Assignment of risk weight for capital adequacy: Banks may assign a concessional risk weight of 50 percent for capital adequacy purposes on investment in securitized paper pertaining to an infrastructure facility, subject to compliance with the following conditions:

1) Conditions as specified above for financing pre-members equity.
2) The infrastructure facility should generate income / cash flows, which would ensure servicing /repayment of the securitized paper.
3) The securitized paper should be rated at least ‘AAA’ by the rating agencies, and the rating should be current and valid.
4) The rating will be deemed to be current and valid if it is not more than one month old on the date of opening of the issue, the rating rationale from the rating agency is not more than one year old on the date of opening of the issue, and the rating letter and the rating rationale is a part of the offer document. In the case of secondary market acquisitions, the ‘AAA’ rating of the issue should be in force and confirmed from the monthly bulletin published by the respective rating agency.
5) The securitized paper should be a performing asset in the books of the investing / lending institution.

Asset liability management: The long term financing of infrastructure projects may lead to asset liability mismatches, particularly when such financing is not in conformity with the maturity profile of a bank’s liabilities. Banks would, therefore, need to exercise due vigil on their asset liability position to ensure that they do not run into liquidity mismatches on account of lending to such projects.

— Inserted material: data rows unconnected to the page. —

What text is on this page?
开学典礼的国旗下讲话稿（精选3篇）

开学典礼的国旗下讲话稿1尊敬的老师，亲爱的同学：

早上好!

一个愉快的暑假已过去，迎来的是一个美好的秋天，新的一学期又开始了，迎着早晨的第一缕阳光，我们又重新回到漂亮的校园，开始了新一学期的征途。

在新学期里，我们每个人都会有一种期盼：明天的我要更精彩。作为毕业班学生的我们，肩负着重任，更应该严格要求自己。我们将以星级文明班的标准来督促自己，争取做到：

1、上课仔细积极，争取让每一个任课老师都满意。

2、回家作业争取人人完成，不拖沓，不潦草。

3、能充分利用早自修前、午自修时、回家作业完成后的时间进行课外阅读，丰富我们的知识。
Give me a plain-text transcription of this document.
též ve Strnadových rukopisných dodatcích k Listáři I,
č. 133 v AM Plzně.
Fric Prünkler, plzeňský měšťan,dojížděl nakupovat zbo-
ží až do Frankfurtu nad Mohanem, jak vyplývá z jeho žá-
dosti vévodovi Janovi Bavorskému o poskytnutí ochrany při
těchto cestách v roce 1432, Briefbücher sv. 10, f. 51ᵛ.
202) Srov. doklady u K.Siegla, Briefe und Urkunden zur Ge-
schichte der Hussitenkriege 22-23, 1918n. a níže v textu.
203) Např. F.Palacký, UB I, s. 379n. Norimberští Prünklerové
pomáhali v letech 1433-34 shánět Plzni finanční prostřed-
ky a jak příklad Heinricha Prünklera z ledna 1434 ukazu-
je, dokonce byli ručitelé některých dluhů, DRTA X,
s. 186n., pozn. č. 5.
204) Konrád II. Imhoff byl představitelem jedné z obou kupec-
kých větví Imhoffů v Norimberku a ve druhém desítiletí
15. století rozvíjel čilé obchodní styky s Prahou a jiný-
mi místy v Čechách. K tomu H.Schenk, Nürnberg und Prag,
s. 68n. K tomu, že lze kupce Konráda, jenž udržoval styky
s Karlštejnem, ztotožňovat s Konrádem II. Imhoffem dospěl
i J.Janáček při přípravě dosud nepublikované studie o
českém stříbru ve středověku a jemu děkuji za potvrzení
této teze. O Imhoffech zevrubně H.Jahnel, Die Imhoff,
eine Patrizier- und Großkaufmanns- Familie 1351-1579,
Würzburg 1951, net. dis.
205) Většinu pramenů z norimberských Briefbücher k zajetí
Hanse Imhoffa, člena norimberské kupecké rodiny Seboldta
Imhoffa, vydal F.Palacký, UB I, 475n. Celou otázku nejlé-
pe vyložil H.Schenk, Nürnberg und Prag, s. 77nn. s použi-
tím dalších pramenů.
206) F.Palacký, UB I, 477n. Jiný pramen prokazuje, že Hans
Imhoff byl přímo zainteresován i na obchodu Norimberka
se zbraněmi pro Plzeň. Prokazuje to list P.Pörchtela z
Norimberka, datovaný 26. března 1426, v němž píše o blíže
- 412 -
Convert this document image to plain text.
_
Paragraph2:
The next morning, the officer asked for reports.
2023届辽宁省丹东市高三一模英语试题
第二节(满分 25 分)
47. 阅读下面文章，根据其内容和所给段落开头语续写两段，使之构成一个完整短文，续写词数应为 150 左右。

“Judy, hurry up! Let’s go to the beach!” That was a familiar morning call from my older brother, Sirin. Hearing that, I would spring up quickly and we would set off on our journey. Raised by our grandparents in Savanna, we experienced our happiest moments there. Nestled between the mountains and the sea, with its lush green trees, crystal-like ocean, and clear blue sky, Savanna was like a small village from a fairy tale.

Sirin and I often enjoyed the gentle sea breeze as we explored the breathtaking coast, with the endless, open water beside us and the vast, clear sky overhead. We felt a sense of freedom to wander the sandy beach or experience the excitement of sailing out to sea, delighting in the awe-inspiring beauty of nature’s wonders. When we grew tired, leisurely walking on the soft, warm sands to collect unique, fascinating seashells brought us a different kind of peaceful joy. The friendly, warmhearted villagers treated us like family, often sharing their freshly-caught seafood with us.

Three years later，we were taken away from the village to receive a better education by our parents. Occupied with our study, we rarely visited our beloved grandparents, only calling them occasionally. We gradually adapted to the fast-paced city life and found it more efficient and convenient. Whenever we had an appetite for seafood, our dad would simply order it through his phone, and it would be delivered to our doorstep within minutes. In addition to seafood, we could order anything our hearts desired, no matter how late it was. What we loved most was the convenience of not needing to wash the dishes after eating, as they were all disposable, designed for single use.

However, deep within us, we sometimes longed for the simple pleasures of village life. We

Administrative arrangements: Timely and adequate availability of credit is the pre-requisite for successful implementation of infrastructure projects. Banks / FIs should, therefore, clearly delineate the procedure for approval of loan proposals and institute a suitable monitoring mechanism for reviewing applications pending beyond the specified period. Multiplicity of appraisals by every institution involved in financing, leading to delays has to be avoided and banks should be prepared to broadly accept technical parameters laid down by leading public financial institutions. In the same manner, setting up a mechanism for continuous monitoring of the project implementation will ensure that the credit disbursed is utilized for the purpose for which it was sanctioned.

Recent Developments:

In the budget announcements made by the finance minister, a new concept in infrastructure financing has been introduced. This is called public private partnership for infrastructure funding. According to the new concept, public investment in an infrastructure project will be critical while the private sector will be encouraged to participate in a big way through some innovative moves. This implies that public money will be leveraged more meaningful through private partnership. This arrangement will facilitate a more equitable risk sharing by the government with the private sector.